In my team, we are currently working on a way to replace our actual production environment for containerised applications orchestration and management. We actually have a unique VM running Docker with a simple (but very long !) docker-compose.yml file, containing around 10 services.

We do not have enough time nor habilities to set up a proper Kubernetes cluster (and to manage it daily after), so our choice is to migrate to a Docker Swarm cluster, intermediate solution between a basic docker-compose.yml file and a real Kubernetes cluster, with 3 managers and at least 3 workers.

Our problems regarding logging follows:

  • for some apps, we absolutely need to be able to archive and save all the logs produced. These apps have a single replica (there are specific business reasons behind it) but, knowing the principles of Swarm, a replica can be moved over time. And when a replica is moved, it is in fact stopped/killed/trashed at the origin, and recreated on an other node, with loss of the logs generated by the first instance. And we do not want that.
  • for some others, we will have more than one replica, so we are embarassed about a proper way to manage logs coming from different instances, to archive it either together or separately, how to name those files, where to store it (NFS mount, database, third-party app).

Our reflection/things we tried already/ideas we had (and their limits)

We already considered several options:

  • the docker service logs command correctly merges logs from standard outpul of different running replicas, but doesn't keep logs of killed replicas
  • writing logs (for all replicas of the same app) to a single file in a shared folder (mounted via NFS or other) raises a concurrency problem possibility and a corruption of the file, thing that we do not want
  • writing logs (for all replicas of the same app) to a dedicated file for each replica in a shared folder (mounted via NFS or other) solves the concurrency matter, but we face the problem of file naming (replica/task ID ?) and after that, the ability of service to automatically purge old log history (with retention policy configured)
  • setting up a dedicated solution to manage all these logs (like Splunk, GrayLog, ...) is a possibility, but it seems overkilled to us, regarding our little infrastructure

So the question is (are) with all these constraints: are there best practices we do not know, tips and tricks we missed somewhere, or other things to simplify our logs management with the concerns regarding concurrent writing, consistency, multiple instances, and the need to absolutely not lose any log for some critical apps?

1

There are 1 best solutions below

4
Chris Becke On

First, docker service logs <service name or id> will return the logs for all historical and current tasks in any (i.e. a mixed up) order. So you always want to produce a list of tasks, and then query each task with something like docker service logs <task id>.

Next, Docker has a number of log drivers that can be setup either globally in daemon.json, or per service/container. The list can be found via docker info and includes a number of options that can persist logs.

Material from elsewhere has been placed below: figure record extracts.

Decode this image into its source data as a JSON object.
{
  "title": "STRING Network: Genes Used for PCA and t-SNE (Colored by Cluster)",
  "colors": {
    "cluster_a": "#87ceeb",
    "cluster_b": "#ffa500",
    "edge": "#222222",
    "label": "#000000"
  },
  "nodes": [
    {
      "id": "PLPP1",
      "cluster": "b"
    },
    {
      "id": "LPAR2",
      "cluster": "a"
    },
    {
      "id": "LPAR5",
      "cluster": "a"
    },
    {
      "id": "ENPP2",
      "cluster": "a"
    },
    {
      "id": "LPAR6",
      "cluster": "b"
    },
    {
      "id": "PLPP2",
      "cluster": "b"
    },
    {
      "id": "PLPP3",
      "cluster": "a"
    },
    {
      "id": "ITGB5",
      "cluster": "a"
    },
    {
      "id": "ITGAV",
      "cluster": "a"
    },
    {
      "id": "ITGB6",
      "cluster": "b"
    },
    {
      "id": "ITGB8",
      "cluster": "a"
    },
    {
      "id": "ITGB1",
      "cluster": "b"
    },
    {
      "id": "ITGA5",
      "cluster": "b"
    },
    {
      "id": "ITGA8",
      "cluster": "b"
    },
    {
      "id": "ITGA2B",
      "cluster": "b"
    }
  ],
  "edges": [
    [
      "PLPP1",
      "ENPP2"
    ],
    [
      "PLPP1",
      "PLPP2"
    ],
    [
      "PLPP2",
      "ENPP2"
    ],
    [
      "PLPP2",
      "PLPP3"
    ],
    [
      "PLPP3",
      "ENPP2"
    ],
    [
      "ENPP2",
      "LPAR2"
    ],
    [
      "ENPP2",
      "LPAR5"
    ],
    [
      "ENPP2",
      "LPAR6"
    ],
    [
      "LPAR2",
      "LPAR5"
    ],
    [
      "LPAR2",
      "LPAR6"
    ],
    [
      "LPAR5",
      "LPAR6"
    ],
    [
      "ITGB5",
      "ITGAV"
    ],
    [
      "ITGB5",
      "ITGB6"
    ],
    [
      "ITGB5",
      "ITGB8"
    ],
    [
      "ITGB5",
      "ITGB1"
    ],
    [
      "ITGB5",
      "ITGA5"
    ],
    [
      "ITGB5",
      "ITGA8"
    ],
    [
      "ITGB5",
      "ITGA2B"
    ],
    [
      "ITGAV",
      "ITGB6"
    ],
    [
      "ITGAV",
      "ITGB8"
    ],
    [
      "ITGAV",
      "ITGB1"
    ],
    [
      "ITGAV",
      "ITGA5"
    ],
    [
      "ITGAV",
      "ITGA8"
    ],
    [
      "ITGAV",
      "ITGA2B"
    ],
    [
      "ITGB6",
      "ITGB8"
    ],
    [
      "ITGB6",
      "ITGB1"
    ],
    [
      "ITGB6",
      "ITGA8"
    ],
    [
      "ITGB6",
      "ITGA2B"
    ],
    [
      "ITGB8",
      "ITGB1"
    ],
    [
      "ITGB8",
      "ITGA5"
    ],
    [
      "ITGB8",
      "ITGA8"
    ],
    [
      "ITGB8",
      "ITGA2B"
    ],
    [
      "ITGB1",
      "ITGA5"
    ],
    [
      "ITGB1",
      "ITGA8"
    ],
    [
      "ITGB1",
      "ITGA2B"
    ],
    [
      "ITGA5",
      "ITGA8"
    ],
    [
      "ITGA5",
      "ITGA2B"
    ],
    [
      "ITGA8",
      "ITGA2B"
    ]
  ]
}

The only log system that docker supports without a 3rd party component are the local and json-file logs which store the logs in /var/lib/docker/containers/<container-id>/**.log. These obviously get reaped when containers get pruned.

Base docker does not automatically prune containers. Docker swarm on the other hand tracks active and stopped tasks and their containers, and has a task history that defines how many tasks / containers it will keep. Again, docker info will tell you this limit and docker swarm update --task-history-limit can be used to alter it on a running swarm. Each replica should have one active task container, and task-history-limit historical containers worth of logs.

Your actual retention of service logs is a function of the history limit and how quickly tasks are being cycled.

Finally, Docker swarm never spontaneously moves a running task/container to another node. Outside of overt user actions like redeployment, the task container would have to exit, fail its health check or the node its on would have to, itself, become unhealthy.